Number of mutations transmitted to child by mother (regardless of age) and by father

Range mother ~15: 20-year-old father ~25: 40-year-old father ~65 mutations
Organism Human Homo sapiens
Reference Kondrashov A. Genetics: The rate of human mutation. Nature. 2012 Aug 23 488(7412):467-8. doi: 10.1038/488467a. p.468 left column top paragraphPubMed ID22914161
Primary Source [1] Kong et al., Rate of de novo mutations and the importance of father's age to disease risk. Nature. 2012 Aug 23 488(7412):471-5. doi: 10.1038/nature11396. [2] Keightley PD, Rates and fitness consequences of new mutations in humans. Genetics. 2012 Feb190(2):295-304. doi: 10.1534/genetics.111.134668.PubMed ID22914163, 22345605
Method Primary source [1] abstract:"[Researchers] conduct a study of genome-wide mutation rates by sequencing the entire genomes of 78 Icelandic parent-offspring trios at high coverage."

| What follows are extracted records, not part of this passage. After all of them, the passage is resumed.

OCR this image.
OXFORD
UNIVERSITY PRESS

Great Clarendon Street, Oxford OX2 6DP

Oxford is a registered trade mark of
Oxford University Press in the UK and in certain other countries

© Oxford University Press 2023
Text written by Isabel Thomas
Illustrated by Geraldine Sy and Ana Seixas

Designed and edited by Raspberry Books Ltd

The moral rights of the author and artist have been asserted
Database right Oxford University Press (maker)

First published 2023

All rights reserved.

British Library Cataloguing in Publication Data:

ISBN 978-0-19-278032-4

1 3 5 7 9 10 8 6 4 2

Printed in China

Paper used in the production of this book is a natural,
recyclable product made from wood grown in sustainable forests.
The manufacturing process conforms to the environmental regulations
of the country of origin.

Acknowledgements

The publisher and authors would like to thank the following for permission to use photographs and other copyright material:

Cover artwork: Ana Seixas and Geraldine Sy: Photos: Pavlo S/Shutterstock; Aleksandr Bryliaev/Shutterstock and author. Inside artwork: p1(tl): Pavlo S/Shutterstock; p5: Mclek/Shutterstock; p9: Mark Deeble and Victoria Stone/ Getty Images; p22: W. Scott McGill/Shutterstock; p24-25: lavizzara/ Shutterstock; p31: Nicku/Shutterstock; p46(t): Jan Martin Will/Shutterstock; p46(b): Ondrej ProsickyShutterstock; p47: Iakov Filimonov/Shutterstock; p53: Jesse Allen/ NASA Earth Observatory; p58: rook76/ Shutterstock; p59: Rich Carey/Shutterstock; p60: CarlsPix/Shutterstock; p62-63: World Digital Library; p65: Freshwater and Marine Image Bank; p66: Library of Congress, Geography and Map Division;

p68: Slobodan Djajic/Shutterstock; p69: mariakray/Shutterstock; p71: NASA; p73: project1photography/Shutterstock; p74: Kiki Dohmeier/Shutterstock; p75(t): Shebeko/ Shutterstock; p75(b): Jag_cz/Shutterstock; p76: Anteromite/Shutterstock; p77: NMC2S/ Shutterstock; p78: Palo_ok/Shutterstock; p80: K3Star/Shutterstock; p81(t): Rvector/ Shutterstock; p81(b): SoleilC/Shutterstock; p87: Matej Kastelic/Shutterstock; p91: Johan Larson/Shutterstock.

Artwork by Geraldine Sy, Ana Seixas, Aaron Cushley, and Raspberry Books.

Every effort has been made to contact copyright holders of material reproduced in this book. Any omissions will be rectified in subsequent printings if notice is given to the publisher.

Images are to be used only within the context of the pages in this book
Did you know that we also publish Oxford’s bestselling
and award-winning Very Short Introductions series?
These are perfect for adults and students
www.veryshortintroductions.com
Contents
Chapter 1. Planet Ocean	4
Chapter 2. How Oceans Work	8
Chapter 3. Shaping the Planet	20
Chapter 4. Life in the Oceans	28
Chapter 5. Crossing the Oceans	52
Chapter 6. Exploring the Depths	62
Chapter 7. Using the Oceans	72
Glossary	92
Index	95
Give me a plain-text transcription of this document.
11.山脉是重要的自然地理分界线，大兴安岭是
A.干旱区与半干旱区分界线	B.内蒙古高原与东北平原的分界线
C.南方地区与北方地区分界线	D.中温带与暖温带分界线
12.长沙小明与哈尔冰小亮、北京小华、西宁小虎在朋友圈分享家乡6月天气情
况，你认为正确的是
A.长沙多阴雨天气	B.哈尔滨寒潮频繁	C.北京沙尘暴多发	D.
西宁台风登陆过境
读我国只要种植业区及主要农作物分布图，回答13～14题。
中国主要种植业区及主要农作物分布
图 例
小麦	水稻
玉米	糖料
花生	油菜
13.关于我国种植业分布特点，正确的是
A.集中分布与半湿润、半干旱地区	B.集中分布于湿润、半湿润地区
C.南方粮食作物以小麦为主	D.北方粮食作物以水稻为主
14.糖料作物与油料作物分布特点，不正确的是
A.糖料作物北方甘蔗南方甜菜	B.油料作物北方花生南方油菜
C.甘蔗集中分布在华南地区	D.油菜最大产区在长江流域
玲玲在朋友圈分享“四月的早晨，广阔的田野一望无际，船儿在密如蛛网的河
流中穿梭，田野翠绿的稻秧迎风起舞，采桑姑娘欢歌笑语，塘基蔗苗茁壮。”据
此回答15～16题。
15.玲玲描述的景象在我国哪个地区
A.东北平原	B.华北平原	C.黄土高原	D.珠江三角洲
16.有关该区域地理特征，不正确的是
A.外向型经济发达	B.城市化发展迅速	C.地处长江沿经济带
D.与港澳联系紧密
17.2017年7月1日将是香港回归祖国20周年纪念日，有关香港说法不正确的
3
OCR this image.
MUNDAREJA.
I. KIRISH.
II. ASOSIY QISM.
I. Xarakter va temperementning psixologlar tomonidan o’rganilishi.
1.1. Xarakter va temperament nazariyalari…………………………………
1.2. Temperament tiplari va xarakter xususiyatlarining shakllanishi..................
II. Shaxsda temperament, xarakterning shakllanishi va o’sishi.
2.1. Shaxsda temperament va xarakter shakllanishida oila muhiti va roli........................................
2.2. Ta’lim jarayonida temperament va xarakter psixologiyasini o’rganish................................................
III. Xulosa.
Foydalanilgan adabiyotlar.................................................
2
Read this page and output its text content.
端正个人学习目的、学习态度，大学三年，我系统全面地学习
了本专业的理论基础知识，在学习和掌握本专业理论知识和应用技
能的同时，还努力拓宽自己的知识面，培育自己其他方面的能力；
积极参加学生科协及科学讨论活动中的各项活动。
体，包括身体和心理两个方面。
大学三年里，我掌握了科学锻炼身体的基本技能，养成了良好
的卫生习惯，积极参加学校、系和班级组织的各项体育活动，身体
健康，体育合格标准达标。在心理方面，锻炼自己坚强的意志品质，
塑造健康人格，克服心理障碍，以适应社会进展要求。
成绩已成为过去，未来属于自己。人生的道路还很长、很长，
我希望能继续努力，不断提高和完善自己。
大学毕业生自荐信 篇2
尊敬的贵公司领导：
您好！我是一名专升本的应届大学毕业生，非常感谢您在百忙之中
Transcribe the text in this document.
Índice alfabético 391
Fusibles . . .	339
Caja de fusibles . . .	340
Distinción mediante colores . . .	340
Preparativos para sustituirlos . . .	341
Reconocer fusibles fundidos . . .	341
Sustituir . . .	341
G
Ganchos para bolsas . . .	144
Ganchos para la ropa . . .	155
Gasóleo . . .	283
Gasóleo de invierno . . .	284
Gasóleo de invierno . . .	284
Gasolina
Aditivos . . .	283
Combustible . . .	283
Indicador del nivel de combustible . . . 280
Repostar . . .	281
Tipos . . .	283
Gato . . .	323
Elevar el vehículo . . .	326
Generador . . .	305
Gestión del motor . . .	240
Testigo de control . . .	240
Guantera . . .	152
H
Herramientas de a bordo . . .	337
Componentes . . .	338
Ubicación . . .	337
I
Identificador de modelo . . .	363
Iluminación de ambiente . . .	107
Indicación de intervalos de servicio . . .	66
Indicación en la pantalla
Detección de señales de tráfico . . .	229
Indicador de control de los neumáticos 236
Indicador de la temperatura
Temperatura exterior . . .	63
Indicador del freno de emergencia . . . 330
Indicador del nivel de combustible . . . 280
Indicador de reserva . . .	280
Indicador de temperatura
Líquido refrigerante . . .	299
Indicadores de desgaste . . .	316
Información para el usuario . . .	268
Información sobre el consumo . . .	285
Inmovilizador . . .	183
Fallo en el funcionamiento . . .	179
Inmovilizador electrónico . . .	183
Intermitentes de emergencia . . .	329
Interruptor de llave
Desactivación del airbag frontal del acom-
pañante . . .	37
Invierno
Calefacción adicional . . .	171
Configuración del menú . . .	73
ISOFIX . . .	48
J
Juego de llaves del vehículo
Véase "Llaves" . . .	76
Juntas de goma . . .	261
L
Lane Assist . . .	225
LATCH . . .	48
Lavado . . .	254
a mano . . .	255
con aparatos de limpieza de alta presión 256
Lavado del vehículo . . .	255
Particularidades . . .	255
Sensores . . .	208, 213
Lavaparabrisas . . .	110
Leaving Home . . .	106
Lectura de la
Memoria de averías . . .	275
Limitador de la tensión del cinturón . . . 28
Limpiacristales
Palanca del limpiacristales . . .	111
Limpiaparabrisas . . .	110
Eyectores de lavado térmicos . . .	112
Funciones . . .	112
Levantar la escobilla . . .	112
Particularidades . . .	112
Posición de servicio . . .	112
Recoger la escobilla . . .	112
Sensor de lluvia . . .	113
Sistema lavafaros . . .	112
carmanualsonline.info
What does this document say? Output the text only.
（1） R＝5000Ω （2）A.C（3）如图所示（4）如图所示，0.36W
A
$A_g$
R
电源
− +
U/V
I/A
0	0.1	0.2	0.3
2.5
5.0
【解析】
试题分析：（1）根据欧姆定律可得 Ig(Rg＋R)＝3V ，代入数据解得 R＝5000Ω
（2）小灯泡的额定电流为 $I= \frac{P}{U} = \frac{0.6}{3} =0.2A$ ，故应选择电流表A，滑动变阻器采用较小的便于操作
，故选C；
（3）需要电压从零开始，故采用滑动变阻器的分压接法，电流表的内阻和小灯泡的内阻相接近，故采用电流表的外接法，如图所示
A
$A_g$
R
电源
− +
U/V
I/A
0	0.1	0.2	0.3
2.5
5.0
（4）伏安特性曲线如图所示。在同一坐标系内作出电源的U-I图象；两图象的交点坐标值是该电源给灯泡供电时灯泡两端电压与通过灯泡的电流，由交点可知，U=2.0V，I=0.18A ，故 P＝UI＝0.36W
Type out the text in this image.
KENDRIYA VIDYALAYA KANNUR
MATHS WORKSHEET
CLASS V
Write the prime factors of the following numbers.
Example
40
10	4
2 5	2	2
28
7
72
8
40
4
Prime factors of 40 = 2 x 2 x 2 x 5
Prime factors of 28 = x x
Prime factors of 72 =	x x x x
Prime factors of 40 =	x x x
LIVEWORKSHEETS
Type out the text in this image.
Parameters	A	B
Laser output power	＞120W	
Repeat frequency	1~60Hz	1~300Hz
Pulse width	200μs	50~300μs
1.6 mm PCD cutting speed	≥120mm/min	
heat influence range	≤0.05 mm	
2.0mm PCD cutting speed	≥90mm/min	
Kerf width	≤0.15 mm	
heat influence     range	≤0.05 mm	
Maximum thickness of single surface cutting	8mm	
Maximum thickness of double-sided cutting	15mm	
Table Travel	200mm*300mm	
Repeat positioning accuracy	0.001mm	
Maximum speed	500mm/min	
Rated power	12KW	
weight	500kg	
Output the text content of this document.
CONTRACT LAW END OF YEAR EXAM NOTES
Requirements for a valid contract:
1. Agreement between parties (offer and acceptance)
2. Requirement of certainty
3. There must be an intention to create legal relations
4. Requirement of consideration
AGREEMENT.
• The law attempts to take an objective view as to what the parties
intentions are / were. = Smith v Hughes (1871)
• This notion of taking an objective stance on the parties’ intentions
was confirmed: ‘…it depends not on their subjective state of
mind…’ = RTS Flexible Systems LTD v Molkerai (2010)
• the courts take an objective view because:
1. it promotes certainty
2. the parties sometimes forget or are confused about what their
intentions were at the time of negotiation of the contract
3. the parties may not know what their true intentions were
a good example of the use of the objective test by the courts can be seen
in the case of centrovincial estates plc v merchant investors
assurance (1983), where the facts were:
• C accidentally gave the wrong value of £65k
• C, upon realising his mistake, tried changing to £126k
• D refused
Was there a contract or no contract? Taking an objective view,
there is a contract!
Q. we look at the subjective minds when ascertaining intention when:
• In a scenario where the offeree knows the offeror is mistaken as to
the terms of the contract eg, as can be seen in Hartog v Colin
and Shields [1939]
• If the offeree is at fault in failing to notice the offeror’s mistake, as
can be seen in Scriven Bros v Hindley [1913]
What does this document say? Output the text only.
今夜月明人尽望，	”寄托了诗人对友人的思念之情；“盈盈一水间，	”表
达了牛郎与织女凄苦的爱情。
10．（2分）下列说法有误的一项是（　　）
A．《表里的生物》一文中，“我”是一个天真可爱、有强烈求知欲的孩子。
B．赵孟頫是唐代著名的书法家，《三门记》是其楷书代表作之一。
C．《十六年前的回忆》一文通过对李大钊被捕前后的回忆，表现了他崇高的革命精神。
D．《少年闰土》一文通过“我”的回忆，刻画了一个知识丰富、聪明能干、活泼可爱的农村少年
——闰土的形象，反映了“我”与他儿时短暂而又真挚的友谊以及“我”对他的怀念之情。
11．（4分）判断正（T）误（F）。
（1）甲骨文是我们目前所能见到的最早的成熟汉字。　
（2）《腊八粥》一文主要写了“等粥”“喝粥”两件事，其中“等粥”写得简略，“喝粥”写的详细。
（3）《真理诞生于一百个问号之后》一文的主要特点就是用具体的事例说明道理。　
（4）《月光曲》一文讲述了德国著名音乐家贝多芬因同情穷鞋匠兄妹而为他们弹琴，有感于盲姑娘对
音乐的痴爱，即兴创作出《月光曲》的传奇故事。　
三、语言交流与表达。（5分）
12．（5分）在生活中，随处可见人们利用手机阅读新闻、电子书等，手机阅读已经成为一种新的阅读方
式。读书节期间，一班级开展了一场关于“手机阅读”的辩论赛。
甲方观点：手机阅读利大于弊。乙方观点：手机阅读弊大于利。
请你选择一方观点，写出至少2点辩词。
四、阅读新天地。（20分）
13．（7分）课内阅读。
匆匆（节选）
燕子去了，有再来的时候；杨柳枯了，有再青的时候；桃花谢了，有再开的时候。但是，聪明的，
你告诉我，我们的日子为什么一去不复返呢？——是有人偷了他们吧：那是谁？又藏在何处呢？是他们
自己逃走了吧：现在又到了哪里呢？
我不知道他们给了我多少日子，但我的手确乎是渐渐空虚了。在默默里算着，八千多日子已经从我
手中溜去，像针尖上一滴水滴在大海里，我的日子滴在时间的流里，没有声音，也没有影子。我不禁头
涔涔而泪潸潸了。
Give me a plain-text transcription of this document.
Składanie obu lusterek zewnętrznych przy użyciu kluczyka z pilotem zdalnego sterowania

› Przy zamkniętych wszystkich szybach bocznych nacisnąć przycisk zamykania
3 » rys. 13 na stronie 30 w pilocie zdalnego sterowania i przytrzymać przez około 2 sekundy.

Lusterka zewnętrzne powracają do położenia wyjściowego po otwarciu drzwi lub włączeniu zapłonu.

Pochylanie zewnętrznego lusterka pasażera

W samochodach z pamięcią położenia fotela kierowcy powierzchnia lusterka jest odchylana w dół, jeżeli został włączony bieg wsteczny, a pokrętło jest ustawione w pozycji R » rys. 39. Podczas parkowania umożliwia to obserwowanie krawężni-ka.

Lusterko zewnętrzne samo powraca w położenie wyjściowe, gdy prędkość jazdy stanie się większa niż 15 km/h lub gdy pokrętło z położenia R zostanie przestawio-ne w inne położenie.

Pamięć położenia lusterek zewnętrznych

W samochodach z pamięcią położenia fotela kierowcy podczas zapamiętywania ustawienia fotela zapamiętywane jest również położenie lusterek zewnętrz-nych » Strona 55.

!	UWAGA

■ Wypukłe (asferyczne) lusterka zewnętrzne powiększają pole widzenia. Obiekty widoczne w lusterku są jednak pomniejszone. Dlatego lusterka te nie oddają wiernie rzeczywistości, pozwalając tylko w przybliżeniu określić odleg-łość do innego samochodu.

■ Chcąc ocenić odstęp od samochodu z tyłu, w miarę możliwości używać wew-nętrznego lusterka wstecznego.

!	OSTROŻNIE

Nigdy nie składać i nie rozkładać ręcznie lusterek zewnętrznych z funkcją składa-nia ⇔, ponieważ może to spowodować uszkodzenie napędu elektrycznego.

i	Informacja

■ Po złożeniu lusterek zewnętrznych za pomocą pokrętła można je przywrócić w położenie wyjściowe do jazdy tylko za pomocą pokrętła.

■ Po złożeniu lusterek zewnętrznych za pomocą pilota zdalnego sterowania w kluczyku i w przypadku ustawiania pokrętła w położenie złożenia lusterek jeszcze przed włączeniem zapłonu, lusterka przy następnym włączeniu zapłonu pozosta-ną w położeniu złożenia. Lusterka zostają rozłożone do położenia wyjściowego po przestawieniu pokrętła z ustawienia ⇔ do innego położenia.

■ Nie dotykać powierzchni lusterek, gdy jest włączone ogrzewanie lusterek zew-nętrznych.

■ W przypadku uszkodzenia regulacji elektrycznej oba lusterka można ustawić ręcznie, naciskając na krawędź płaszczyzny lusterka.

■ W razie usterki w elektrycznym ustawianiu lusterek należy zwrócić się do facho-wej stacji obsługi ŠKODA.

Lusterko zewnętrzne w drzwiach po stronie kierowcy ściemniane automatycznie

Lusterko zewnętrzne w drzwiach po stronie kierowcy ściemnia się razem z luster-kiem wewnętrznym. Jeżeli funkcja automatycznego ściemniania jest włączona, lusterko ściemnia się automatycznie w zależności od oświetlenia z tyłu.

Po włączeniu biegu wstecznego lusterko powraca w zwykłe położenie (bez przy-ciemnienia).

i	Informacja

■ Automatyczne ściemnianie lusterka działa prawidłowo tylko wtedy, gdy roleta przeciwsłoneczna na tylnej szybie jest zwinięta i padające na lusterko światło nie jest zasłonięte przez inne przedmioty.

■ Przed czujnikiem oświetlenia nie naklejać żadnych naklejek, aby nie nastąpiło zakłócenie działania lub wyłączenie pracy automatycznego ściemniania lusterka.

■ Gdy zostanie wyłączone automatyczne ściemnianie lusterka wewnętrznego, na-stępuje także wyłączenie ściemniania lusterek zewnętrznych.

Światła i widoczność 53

Comments P.467 right column bottom paragraph: "Kong and colleagues' study [primary source [1]] is by far the largest of its kind yet conducted, involving 78 Icelandic parent–offspring trios. Their estimate of 60 new mutations per generation is in agreement with previous calculations [primary source [2]], but their data also reveal that, although a 20-year-old father transmits, on average, approximately 25 mutations to his child, a 40-year-old father transmits around 65. This means that every additional year of paternal age results in an average of two extra mutations in human offspring. By contrast, the authors found that the number of de novo mutations transmitted by the mother is always roughly 15, regardless of her age."